Lillies and Remains took their name, among other things, from early
Bauhaus (a track off their masterpiece Mask, to be precise,) so it
shouldn't be a surprise that they've succeeded in areas where many of
their like minded peers have fallen short. Part Of Grace, the band's
debut full length (following a 2008 EP,) is darkly atmospheric in ways
I just haven't heard in the Interpols and Editors of the world. Like
Bauhaus' Mask, there's an occasional sense that Lillies and Remains
aren't a band so much as a collective of ghosts, at turns malignant,
darkly beautiful, and even catchy as all Hell when the mood strikes.
Which is not to say the band don't have a boatload of sonic
similarities with their peers, most notably Bloc Party's spare, clean
guitars and Franz Ferdinand's stiff funk. But the more upbeat moments
aside (they sound downright happy on the title track,) there's a
smoothly sinister cast to vocalist Kent's delivery: stylishly
unemotional with an understated cool that is a massive gust of fresh
air in the overly, often cheesily emotive Japanese scene. His voice on
"Solitude Of Vigour" never rises above a monotone, but it's a cool
monotone that emphasizes the tight storm the band kicks up around him.
Other bands may shoot for a theatrical gloom, but "Solitude Of Vigour"
gains its power from the undersell. And Kent…dude sounds like Dracula.
The band isn't lifeless, not by a long stretch, but they can often
seem, well, undead. The contrast…Kent's sweatless murmuring against the
energetic machinery of the music…is Lillies and Remains' strongest
asset, and POG is most successful when it sticks to that combo.

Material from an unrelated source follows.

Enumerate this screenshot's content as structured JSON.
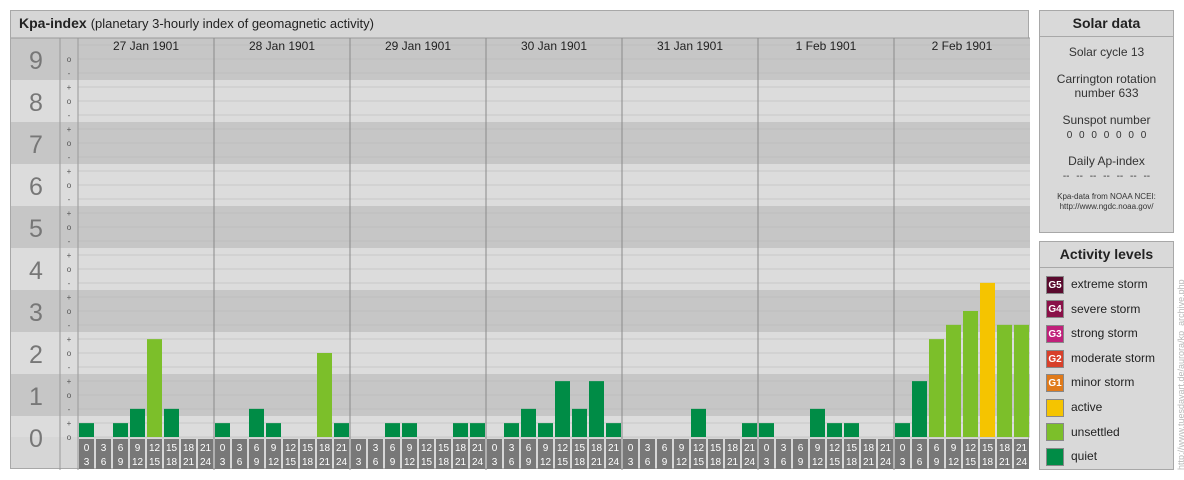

"Moralist S.S." (which made an appearance on the 2008 EP) is a perfect
example: the sneering vocals almost (almost) make it easy to miss how
powerful the guitar riffage really is. "Upsetter," for reasons I can't
put my finger on for the life of me, evokes early Mission (or even
earlier Sisters Of Mercy.) But where those two bands (well, one band,
really) would eagerly go over the top, Lillies and Remains never let
the exterior crack, a restraint that finds just the right balance
between passion and aloof cool.
All that said, the dark elements shouldn't be oversold. There's a
healthy dose of new wave as well that's more Depeche Mode than Death In
June, most obviously on the two remixes that close the album. "The
Fake," as a remix, is pleasant if a bit creatively lazy: it's really
the same track with an shiny extra layer of synths. Utilitarian as it
may be, it does bring out the underlying synth pop influences in a band
that isn't particularly electronic, and as such, does offer a genuinely
new perspective. "Wreckage" gets a more thorough remaining, taking the
hazy drift of the original and refitting it inside a bright, crisp,
Vincent Clarke style synth jacket.
Part Of Grace points to a cautiously optimistic future for the Lillies
and Remains. There's something in there that belongs to the band, and
their usage of their clear influences never gets stale, for the moment.
But the influences are still way in the forefront, and if LAR can see
their way clear to shuffle off some of those mortal coils and maintain
their grasp on the effortless, spooky cool of POG's best moments,
they'll do something truly remarkable.